Neily touched the back of his head, and for a nightmarish moment I was transported back to last summer, when my brother had awakened from a knock on the head to learn he was the prime suspect in a murder investigation. And then there was Derrick, also struck on the head during yet another investigation that same summer.
My goodness, Jesse was right, though perhaps not in the way he thought. It was the people around me—those I cared about most—who seemed to encounter the greatest danger as a result of my activities. That was a notion deserving some serious thought.
I promised myself I would do so at the first opportunity.

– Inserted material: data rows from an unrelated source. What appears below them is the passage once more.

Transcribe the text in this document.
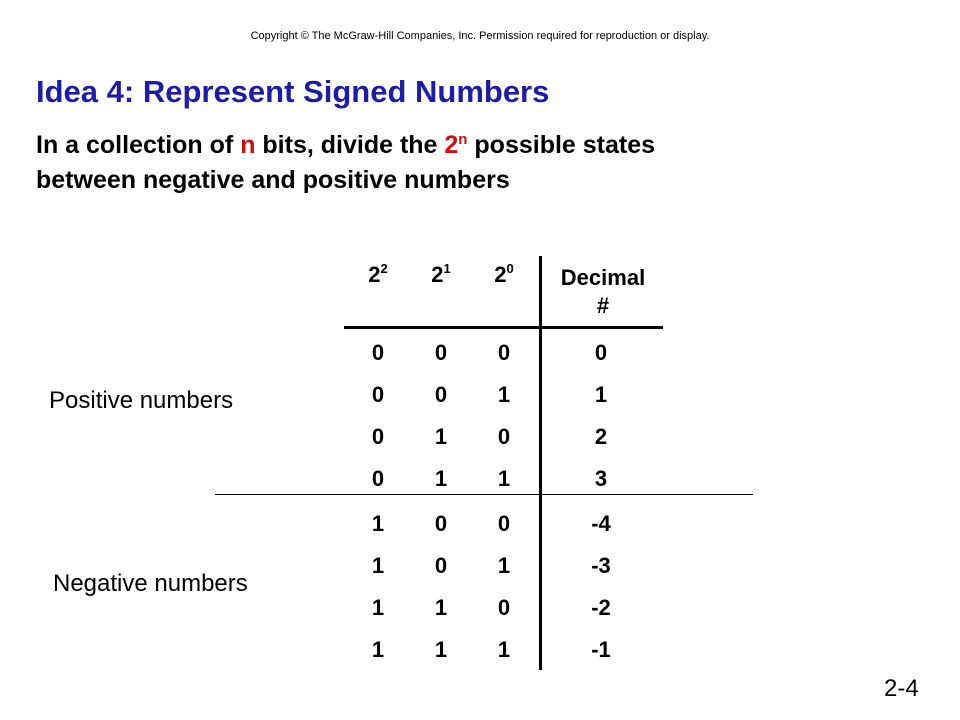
Copyright © The McGraw-Hill Companies, Inc. Permission required for reproduction or display.
Idea 4: Represent Signed Numbers

In a collection of n bits, divide the 2$^n$ possible states
between negative and positive numbers

Positive numbers
Negative numbers
$2^2$	$2^1$	$2^0$	Decimal
#
0	0	0	0
0	0	1	1
0	1	0	2
0	1	1	3
1	0	0	-4
1	0	1	-3
1	1	0	-2
1	1	1	-1
2-4
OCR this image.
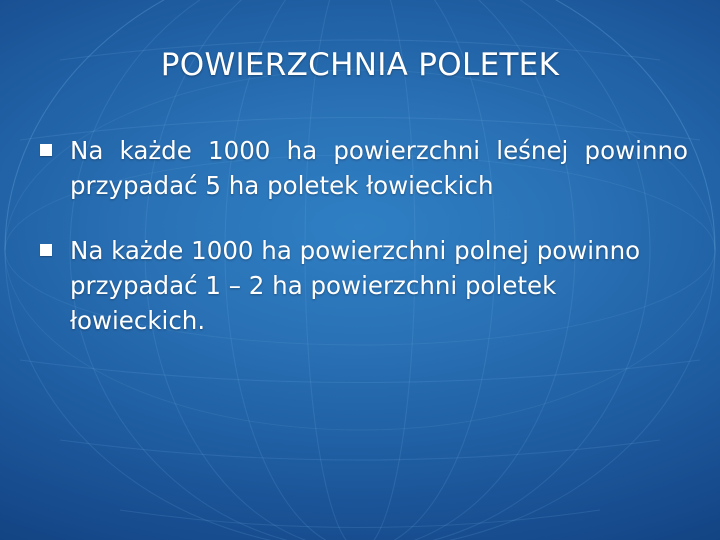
POWIERZCHNIA POLETEK
Na każde 1000 ha powierzchni leśnej powinno przypadać 5 ha poletek łowieckich
Na każde 1000 ha powierzchni polnej powinno przypadać 1 – 2 ha powierzchni poletek łowieckich.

“The doctor doesn't think I suffered a concussion,” Neily was saying. “But he's given me instructions for tonight just in case.” He touched his coat pocket, where I assumed he had a written list of the doctor's advice.

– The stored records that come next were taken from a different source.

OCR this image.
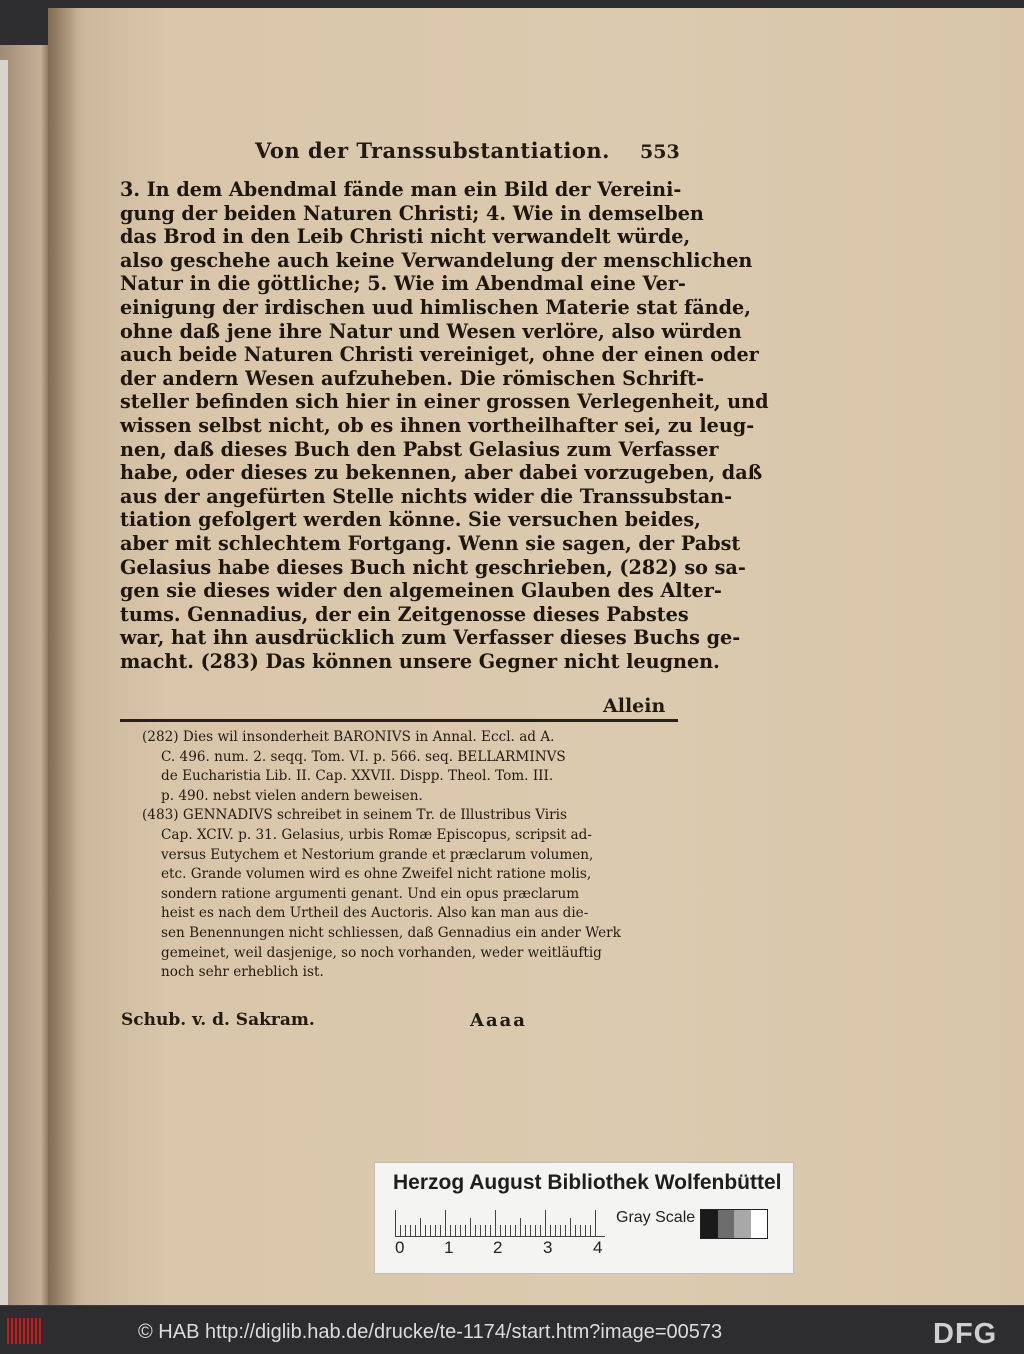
Von der Transsubstantiation. 553
3. In dem Abendmal fände man ein Bild der Vereini-
gung der beiden Naturen Christi; 4. Wie in demselben
das Brod in den Leib Christi nicht verwandelt würde,
also geschehe auch keine Verwandelung der menschlichen
Natur in die göttliche; 5. Wie im Abendmal eine Ver-
einigung der irdischen uud himlischen Materie stat fände,
ohne daß jene ihre Natur und Wesen verlöre, also würden
auch beide Naturen Christi vereiniget, ohne der einen oder
der andern Wesen aufzuheben. Die römischen Schrift-
steller befinden sich hier in einer grossen Verlegenheit, und
wissen selbst nicht, ob es ihnen vortheilhafter sei, zu leug-
nen, daß dieses Buch den Pabst Gelasius zum Verfasser
habe, oder dieses zu bekennen, aber dabei vorzugeben, daß
aus der angefürten Stelle nichts wider die Transsubstan-
tiation gefolgert werden könne. Sie versuchen beides,
aber mit schlechtem Fortgang. Wenn sie sagen, der Pabst
Gelasius habe dieses Buch nicht geschrieben, (282) so sa-
gen sie dieses wider den algemeinen Glauben des Alter-
tums. Gennadius, der ein Zeitgenosse dieses Pabstes
war, hat ihn ausdrücklich zum Verfasser dieses Buchs ge-
macht. (283) Das können unsere Gegner nicht leugnen.
Allein
(282) Dies wil insonderheit BARONIVS in Annal. Eccl. ad A.
C. 496. num. 2. seqq. Tom. VI. p. 566. seq. BELLARMINVS
de Eucharistia Lib. II. Cap. XXVII. Dispp. Theol. Tom. III.
p. 490. nebst vielen andern beweisen.
(483) GENNADIVS schreibet in seinem Tr. de Illustribus Viris
Cap. XCIV. p. 31. Gelasius, urbis Romæ Episcopus, scripsit ad-
versus Eutychem et Nestorium grande et præclarum volumen,
etc. Grande volumen wird es ohne Zweifel nicht ratione molis,
sondern ratione argumenti genant. Und ein opus præclarum
heist es nach dem Urtheil des Auctoris. Also kan man aus die-
sen Benennungen nicht schliessen, daß Gennadius ein ander Werk
gemeinet, weil dasjenige, so noch vorhanden, weder weitläuftig
noch sehr erheblich ist.
Schub. v. d. Sakram.	Aaaa
Herzog August Bibliothek Wolfenbüttel
Gray Scale
0 1 2 3 4
© HAB http://diglib.hab.de/drucke/te-1174/start.htm?image=00573	DFG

“I'm relieved to hear it.” Then, to Jesse I said, “Are you going to bring Wyatt Monroe in for questioning?”
Jesse raised his eyebrows. “None of you can identify the attacker. I have no evidence it was Mr. Monroe.”

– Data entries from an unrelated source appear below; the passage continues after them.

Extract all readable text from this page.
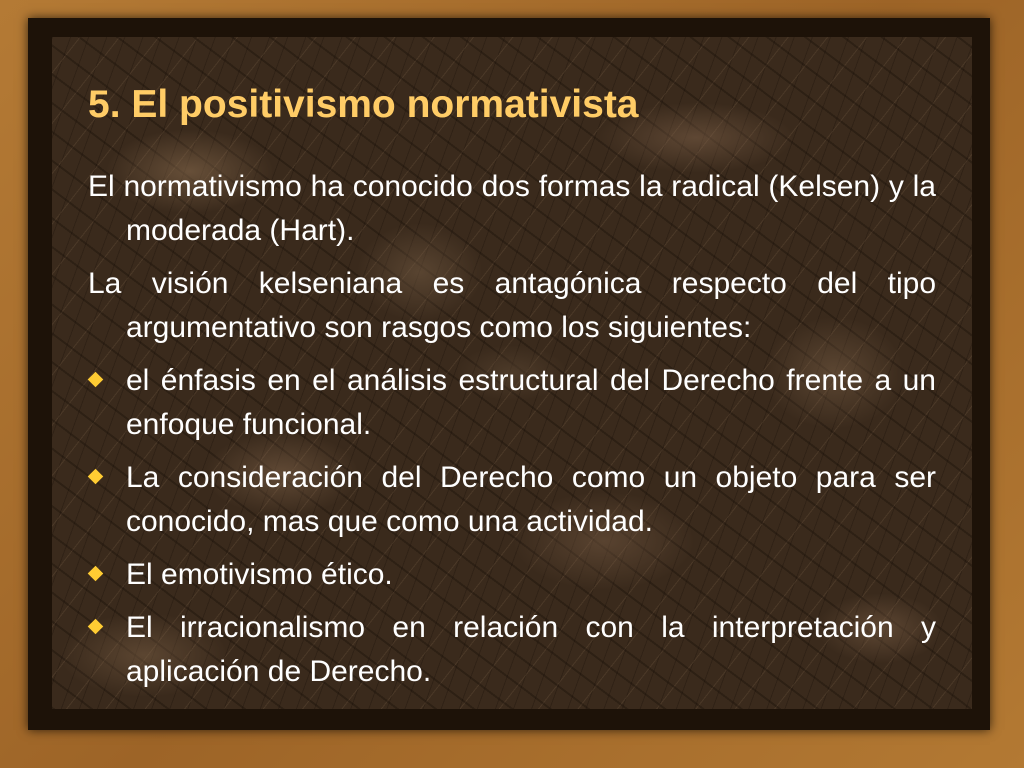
5. El positivismo normativista

El normativismo ha conocido dos formas la radical (Kelsen) y la moderada (Hart).

La visión kelseniana es antagónica respecto del tipo argumentativo son rasgos como los siguientes:

el énfasis en el análisis estructural del Derecho frente a un enfoque funcional.
La consideración del Derecho como un objeto para ser conocido, mas que como una actividad.
El emotivismo ético.
El irracionalismo en relación con la interpretación y aplicación de Derecho.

“You can still question him,” I persisted, buttoning my damp carriage jacket back up over my equally soggy shirtwaist. Without a word Grace slipped to the other side of the examining table and reached to gather up my hair and twist it into something resembling a bun at my nape.
“True, but only if he's willing to cooperate,” Jesse replied.
“He had a motive and he has the expertise to have pulled off his brother's death. Except . . .” I paused as a thought occurred to me—my last memory before the attacker struck. “In the end, it was the storm that swept Virgil overboard. Yet from what I observed on the boat, and what I saw the day of the race, it should have been Wyatt knocked overboard by the boom. And they had switched crew positions at the last minute—did you know that?”
“No, I didn't.” Jesse frowned. “How did you discover that?”
Neily replied, “It's in the records book at the club. Emmaline discovered the original entries had been painted over to look like no change had been made.”
Jesse flashed me a gleam of admiration, albeit a reluctant one. “As if someone didn't want the change to be a clue for us to find.”
“Exactly,” I said. “And right before Neily was knocked out and the rope went around my neck, he said it almost seemed as if Wyatt had been the intended victim and Virgil the murderer . . .” I shook my head with a laugh. “Which is ridiculous, of course, since Virgil is the one who died.”